Uno de aquellos trabajos hacía referencia, a su vez, a uno de los primeros artículos médicos escritos en Canarias y publicado en la revista especializada de ámbito nacional El Siglo Médico, probablemente, la más leída en España en la segunda mitad del XIX. A pesar de tratarse de lo que entonces se consideraba un caso de pediatría, que requirió de intervención quirúrgica, en su descripción encontramos las primeras referencias publicadas sobre la ORL en la Isla, lejos aún de existir como especialidad. Era, si me permiten la licencia, lo que denominaríamos la "prehistoria" de la ORL en Santa Cruz de Tenerife.
Bajo el título "Accidentes graves observados después de una traqueotomía motivada por el croup", el doctor Víctor Pérez González, palmero de nacimiento y portuense de adopción, relataba en el año 1862 su intervención en el caso de una niña de nueve años, a requerimiento de su compañero el doctor Ramón Crusat.
"Atacada hacía cinco días de una angina pultácea -narraba Pérez González-, en aquel momento presentaba ya todos los caracteres del croup... Tuve al día siguiente, treinta y seis horas después de mi llegada, que recurrir al extremo de practicar la traqueotomía, en momentos en que ya la asfixia estaba muy pronunciada... Después de practicada la operación y colocada la cánula, la respiración se estableció libremente y todo marchó bien hasta el quinto día, en que al darle un poco de agua y leche, noté que salía parte de este líquido por la cánula y entre ésta y la herida, y que esto había sido acompañado de un acceso de tos convulsiva. Desde este momento no tuve tranquilidad, y mayor fue mi inquietud al ver que el mismo fenómeno se reprodujo cuando quiso volver a tragar algo, y que la cantidad que salía por la herida era cada vez más considerable y más intensos sus efectos..."
El doctor Pérez González, autor de este trabajo, había estudiado su carrera en la Facultad de París y se había doctorado en La Sorbona. Conocía perfectamente el idioma francés, y estaba al día de las mejores publicaciones especializadas de la época editadas en el país galo. Nada de ello le sirvió para afrontar este caso, como él mismo reconocía en su artículo: "Ninguno de los libros que teníamos a nuestra disposición, entre los que figuraban trabajos especiales; ninguna de las publicaciones periódicas nos decían una sola palabra de esta particularidad".

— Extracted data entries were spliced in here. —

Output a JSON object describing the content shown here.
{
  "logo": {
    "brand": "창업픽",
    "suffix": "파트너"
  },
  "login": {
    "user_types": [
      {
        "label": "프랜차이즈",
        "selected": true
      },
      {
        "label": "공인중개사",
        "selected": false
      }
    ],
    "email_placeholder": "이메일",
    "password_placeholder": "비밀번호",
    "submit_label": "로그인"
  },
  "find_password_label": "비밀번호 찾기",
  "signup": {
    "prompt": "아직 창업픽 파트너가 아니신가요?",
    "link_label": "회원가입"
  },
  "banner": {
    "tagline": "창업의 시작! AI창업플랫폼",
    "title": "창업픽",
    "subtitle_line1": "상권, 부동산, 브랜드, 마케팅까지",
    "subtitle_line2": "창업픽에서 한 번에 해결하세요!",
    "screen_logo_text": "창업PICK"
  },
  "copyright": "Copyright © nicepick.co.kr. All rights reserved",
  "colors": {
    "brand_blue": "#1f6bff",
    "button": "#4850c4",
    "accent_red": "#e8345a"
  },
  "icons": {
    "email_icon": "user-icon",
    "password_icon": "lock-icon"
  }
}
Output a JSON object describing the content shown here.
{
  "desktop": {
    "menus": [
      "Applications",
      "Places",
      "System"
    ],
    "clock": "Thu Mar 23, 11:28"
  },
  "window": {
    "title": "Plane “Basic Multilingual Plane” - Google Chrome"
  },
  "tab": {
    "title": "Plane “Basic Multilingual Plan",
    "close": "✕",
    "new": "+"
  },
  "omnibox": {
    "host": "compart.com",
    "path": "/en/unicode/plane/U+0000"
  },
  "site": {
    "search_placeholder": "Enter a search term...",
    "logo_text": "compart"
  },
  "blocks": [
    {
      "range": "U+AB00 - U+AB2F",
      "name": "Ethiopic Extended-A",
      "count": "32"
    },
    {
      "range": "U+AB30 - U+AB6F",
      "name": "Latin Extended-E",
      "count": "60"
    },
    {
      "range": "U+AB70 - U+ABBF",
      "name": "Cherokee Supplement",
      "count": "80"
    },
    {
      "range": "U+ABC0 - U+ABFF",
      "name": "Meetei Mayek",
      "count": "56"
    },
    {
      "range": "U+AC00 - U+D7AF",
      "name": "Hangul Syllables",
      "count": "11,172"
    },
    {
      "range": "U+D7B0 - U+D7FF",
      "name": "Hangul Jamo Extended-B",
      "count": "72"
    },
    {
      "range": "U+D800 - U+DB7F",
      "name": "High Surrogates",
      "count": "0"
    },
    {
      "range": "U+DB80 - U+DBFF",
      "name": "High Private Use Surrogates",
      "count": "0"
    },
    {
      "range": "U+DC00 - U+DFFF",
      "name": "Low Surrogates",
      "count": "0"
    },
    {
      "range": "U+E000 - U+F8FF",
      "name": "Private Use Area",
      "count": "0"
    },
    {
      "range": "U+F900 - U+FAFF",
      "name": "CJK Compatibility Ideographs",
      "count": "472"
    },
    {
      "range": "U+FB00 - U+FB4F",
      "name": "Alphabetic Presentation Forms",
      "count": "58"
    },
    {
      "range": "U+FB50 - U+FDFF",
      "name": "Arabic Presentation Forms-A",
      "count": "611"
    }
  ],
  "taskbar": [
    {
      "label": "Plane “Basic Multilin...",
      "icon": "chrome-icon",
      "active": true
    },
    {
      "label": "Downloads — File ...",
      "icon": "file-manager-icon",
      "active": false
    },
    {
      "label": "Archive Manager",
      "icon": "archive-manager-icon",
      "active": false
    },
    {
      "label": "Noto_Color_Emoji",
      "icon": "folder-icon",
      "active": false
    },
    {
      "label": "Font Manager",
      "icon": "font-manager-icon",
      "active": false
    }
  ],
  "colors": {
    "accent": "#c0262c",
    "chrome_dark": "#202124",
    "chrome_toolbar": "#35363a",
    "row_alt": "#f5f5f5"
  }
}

El empeño y la firme resolución de aquella niña anónima acabó salvándole la vida, después de 45 días, al cabo de los cuales la herida había cicatrizado, aunque la ingestión de alimentos continuaría produciéndole accesos de tos varios meses después. Con toda probabilidad, aquel extraño accidente no fue otra cosa que una fístula traqueoesofágica secundaria que, afortunadamente, tuvo una evolución favorable.
El interés de este episodio no reside de forma exclusiva en que se trata de uno de los primeros artículos canarios aparecido en una revista especializada nacional. He querido referirme a él de forma expresa por su valor ilustrativo, como definición de los antecedentes de la ORL en Santa Cruz de Tenerife. Al no existir como especialidad, durante el pasado siglo y comienzos del XX las patologías más complicadas estuvieron en manos de los cirujanos generales, que suplían con dosis de destreza y buena fe la carencia de conocimientos específicos y medios técnicos.
Cuando las condiciones económicas del paciente no permitían su desplazamiento a la Península, resultaba frecuente resignarse a la espera de una curación espontánea.
Prensa especializada
De aquel período "prehistórico" de la ORL se conservan numerosas referencias bibliográficas posteriores, como las transcripciones aparecidas en la Revista Médica de Canarias en el año 1896 sobre "Tratamiento de la laringoestenosis crónica", "Diagnóstico y tratamiento de las mastoiditis", "El asa laríngea" o "Concepto actual de los neoplasmas".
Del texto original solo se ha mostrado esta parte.